Forest Therapy Guide Training
"One of the last great places on Earth." - The Nature Conservancy
Located between Whitehouse and Swanton, Oak Openings Preserve takes its name from the surrounding region, which is 23 times larger than the park itself. That’s something to consider when you discover that Oak Openings Preserve is about 5,000 acres. Pioneers trudging through a dense swamp called this area “Oak Openings.” Most of the park is an oak savanna ecosystem, characterized by alternating wetlands and vegetated dunes. The Nature Conservancy once named the sandy region one of the 200 “Last Great Places on Earth.” At the preserve grow prickly-pear cactus, wild lupine, and sand cherry bloom atop sand dunes just yards away from orchids in low, wet swales. There are more than 50 miles of trails in Oak Openings Preserve. Stands of isolated pine and spruce planted by the WPA during the Great Depression are still visible. The preserve is also a birder's paradise. It is the nesting place of bluebirds, indigo buntings, whippoorwills, lark sparrows and many other species, as well as an excellent location to see migrating songbirds in the spring.
What is Certified Forest Therapy Guide Training?
This six-month training begins with a week-long immersion, which is followed by a field practicum consisting of a series of structured assignments completed over a series of six months. During the practicum trainees are supported by mentoring via phone or Skype and by monthly group conference calls with other participants in their cohort.

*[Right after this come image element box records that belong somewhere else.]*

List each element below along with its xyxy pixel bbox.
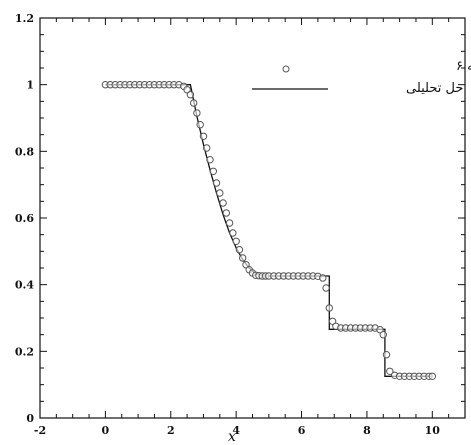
legend-marker-eno bbox=[282, 65, 290, 73]
eno-point bbox=[328, 317, 337, 325]
x-tick-labels: -2 0 2 4 6 8 10 bbox=[34, 424, 440, 437]
eno-point bbox=[379, 331, 387, 339]
eno-point bbox=[190, 99, 198, 107]
eno-point bbox=[186, 91, 195, 99]
x-tick-label: 10 bbox=[425, 424, 441, 437]
eno-point bbox=[376, 326, 384, 334]
axis-ticks bbox=[39, 17, 466, 419]
y-tick-labels: 0 0.2 0.4 0.6 0.8 1 1.2 bbox=[15, 12, 34, 425]
legend: روش ENO مرتبه ۶ حل تحلیلی bbox=[252, 59, 471, 96]
eno-point bbox=[239, 254, 247, 262]
eno-point bbox=[428, 372, 436, 380]
eno-point bbox=[225, 219, 234, 227]
y-tick-label: 1.2 bbox=[15, 12, 34, 25]
y-tick-label: 0.8 bbox=[15, 145, 34, 158]
eno-point bbox=[216, 189, 224, 197]
y-tick-label: 0.6 bbox=[15, 212, 34, 225]
eno-point bbox=[203, 144, 211, 152]
x-tick-label: 0 bbox=[102, 424, 110, 437]
x-axis-label: x bbox=[228, 429, 236, 445]
eno-point bbox=[212, 179, 221, 187]
eno-point bbox=[193, 109, 201, 117]
y-tick-label: 0 bbox=[26, 412, 34, 425]
plot-frame bbox=[39, 17, 466, 419]
eno-point bbox=[325, 304, 333, 312]
eno-point bbox=[382, 351, 391, 359]
eno-point bbox=[235, 246, 244, 254]
eno-point bbox=[196, 121, 204, 129]
eno-point bbox=[199, 132, 208, 141]
eno-point bbox=[209, 167, 218, 176]
legend-label-eno: روش ENO مرتبه ۶ bbox=[456, 59, 471, 74]
y-tick-label: 0.4 bbox=[15, 279, 34, 292]
eno-point bbox=[222, 209, 231, 217]
eno-point bbox=[386, 367, 394, 375]
x-tick-label: 8 bbox=[363, 424, 371, 437]
x-tick-label: 4 bbox=[232, 424, 240, 437]
x-tick-label: -2 bbox=[34, 424, 46, 437]
eno-point bbox=[322, 284, 330, 292]
eno-point bbox=[232, 237, 240, 246]
y-tick-label: 0.2 bbox=[15, 345, 34, 358]
y-tick-label: 1 bbox=[26, 79, 34, 92]
eno-series bbox=[101, 81, 436, 380]
eno-point bbox=[206, 156, 214, 164]
eno-point bbox=[229, 229, 237, 237]
x-tick-label: 6 bbox=[298, 424, 306, 437]
eno-point bbox=[319, 274, 327, 282]
legend-label-analytic: حل تحلیلی bbox=[406, 81, 463, 96]
x-tick-label: 2 bbox=[167, 424, 175, 437]
eno-point bbox=[219, 199, 227, 207]
eno-point bbox=[183, 86, 191, 94]
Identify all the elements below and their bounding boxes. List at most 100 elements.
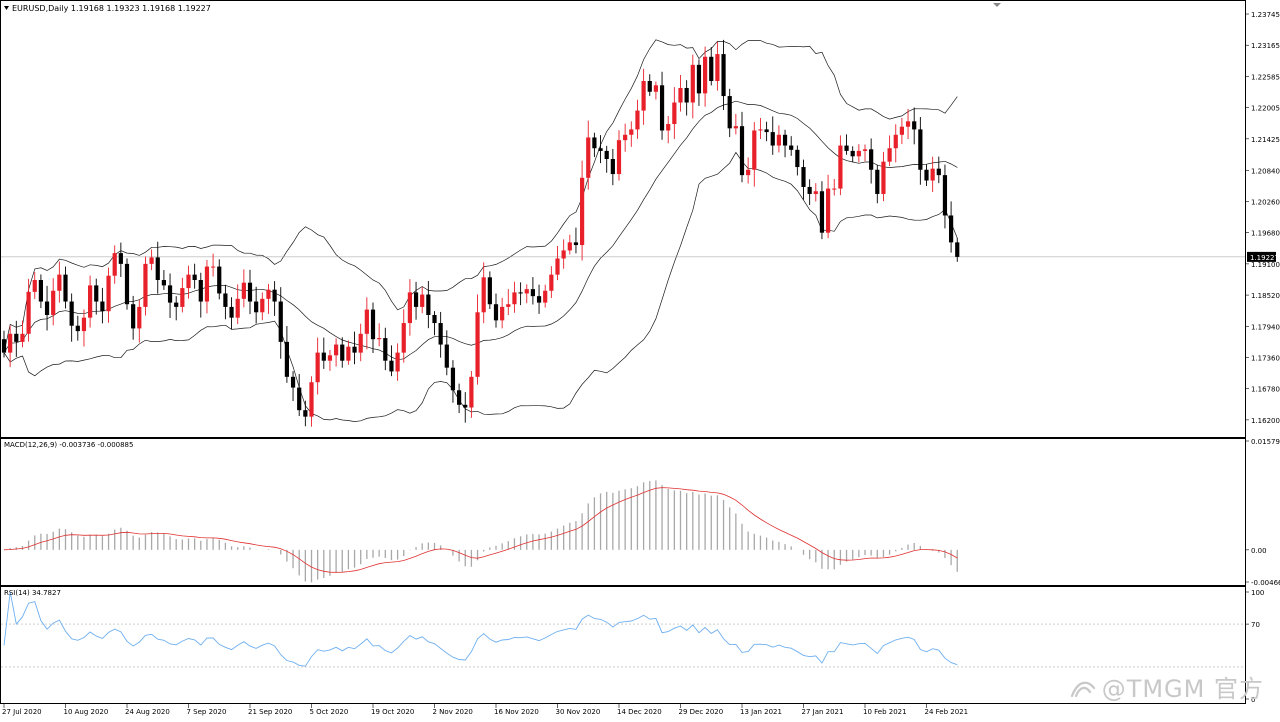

Completion of a detailed curriculum is required for certification as a Certified Forest Therapy Guide (CFTG).
The Association's Forest Therapy Guide training draws on the latest medical research, new developments in the field of nature connection, and ancient traditions of mindfulness and wellness promotion. In this training you will learn skills that are applicable in any forest ecosystem or bioregion. They can be adapted to other natural settings besides forests, and are also effective in human-built environments such as city parks and botanic gardens. They can be readily integrated with health promotion, psychotherapy, social work, recreation, nature education, employee wellness programs, conservation efforts and many other specialties.